Les restrictions dans les écoles suscitent passablement d'oppositions. Samedi, environ 400 personnes ont manifesté à Bellinzone, tandis qu'à Tavannes, dans le Jura bernois, 500 à 600 manifestants se sont réunis dimanche pour les mêmes raisons.

18h30

Omicron, le variant de la sortie de crise?

Et si le variant Omicron permettait au monde de sortir de la pandémie? À en croire certaines déclarations politiques, dont celles des conseillères d'Etat zurichoise et vaudoise Natalie Rickli et Rebecca Ruiz ou encore du ministre français de la Santé Olivier Véran, la vague Omicron sera plus courte et devrait mener à une forte augmentation de l'immunité dans la population.

Interrogé lundi dans Forum, l'épidémiologiste Antoine Flahault, directeur de l’Institut de santé globale à Genève, souligne également que plusieurs experts soutiennent des thèses optimistes. "C'est un scénario qui est plausible, que l'on peut argumenter de manière scientifique", dit-il.

Immunité humorale VS immunité cellulaire

"L'immunité conférée par les vaccins et par les contaminations d'Omicron est duale. Il y a une partie qu'on appelle humorale, celle qui nous apporte des anticorps. Celle-ci n'est pas très brillante avec le coronavirus, elle est transpercée en permanence par des nouveaux variants. Et puis il y a une immunité à médiation cellulaire, qui est transmise par nos cellules. Celle-ci est beaucoup plus permanente et nous protège contre les formes graves de la maladie", détaille-t-il.

"Ce que pensent un certain nombre de scientifiques optimistes, c'est que nous sommes en train d'acquérir une forme d'immunité cellulaire qui va nous protéger quel que soit le variant", et ainsi éviter la plupart des formes graves, conclut l'épidémiologiste.

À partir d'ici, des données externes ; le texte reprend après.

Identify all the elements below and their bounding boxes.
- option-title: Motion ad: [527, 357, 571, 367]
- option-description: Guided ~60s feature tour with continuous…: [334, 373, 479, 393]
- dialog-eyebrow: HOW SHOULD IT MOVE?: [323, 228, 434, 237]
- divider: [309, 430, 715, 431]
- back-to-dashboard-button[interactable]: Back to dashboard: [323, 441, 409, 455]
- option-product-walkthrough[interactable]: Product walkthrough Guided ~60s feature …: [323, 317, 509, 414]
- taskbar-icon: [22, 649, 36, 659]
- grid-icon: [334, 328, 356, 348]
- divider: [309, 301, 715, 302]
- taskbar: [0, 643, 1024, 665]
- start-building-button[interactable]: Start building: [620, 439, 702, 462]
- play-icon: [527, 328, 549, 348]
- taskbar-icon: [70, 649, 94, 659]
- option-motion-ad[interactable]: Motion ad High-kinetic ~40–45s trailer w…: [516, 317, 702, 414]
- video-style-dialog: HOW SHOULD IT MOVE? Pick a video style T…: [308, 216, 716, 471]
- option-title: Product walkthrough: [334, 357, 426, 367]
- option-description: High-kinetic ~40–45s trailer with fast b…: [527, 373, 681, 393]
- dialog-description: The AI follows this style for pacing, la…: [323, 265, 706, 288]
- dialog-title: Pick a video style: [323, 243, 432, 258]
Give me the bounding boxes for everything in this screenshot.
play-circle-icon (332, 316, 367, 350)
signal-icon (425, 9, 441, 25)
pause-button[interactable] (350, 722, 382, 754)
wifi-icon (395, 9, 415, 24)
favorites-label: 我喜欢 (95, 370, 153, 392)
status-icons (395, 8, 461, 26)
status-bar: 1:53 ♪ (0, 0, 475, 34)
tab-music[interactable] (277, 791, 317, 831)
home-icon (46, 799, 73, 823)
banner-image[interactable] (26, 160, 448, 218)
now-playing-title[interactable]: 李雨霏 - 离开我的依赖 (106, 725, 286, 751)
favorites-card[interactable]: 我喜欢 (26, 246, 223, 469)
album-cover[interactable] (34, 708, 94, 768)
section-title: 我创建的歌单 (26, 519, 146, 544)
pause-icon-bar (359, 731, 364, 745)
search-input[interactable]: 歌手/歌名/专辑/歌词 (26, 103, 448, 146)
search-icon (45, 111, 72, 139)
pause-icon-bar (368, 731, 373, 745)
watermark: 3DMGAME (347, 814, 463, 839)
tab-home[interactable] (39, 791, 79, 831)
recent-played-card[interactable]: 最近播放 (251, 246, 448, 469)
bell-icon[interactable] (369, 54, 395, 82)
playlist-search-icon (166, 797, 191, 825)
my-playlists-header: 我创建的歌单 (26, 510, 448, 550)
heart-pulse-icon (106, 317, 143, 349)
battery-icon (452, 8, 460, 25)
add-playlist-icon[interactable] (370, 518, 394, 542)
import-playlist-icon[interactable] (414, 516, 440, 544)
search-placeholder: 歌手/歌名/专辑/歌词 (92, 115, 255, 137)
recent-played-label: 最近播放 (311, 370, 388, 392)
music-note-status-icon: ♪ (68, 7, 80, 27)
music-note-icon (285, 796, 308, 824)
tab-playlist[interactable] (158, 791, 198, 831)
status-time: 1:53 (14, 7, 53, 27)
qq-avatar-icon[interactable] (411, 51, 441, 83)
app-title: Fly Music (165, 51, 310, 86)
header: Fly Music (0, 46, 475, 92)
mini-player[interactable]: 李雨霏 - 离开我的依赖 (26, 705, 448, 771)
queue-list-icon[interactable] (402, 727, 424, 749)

Prudence de rigueur, mais optimiste permis

Toutefois, à titre personnel, Antoine Flahault trouve "paradoxal" de parler de tels scénarios en ce moment, "parce qu'on est à la veille d'une très grosse vague avec Omicron, et Delta n'est pas complètement parti". Il dit également ne pas se risquer aux prévisions à plus de sept jours.

"Mais encore une fois, ces scénarios optimistes reposent sur des bases scientifiques assez solides, et on a envie d'y croire", sourit-il.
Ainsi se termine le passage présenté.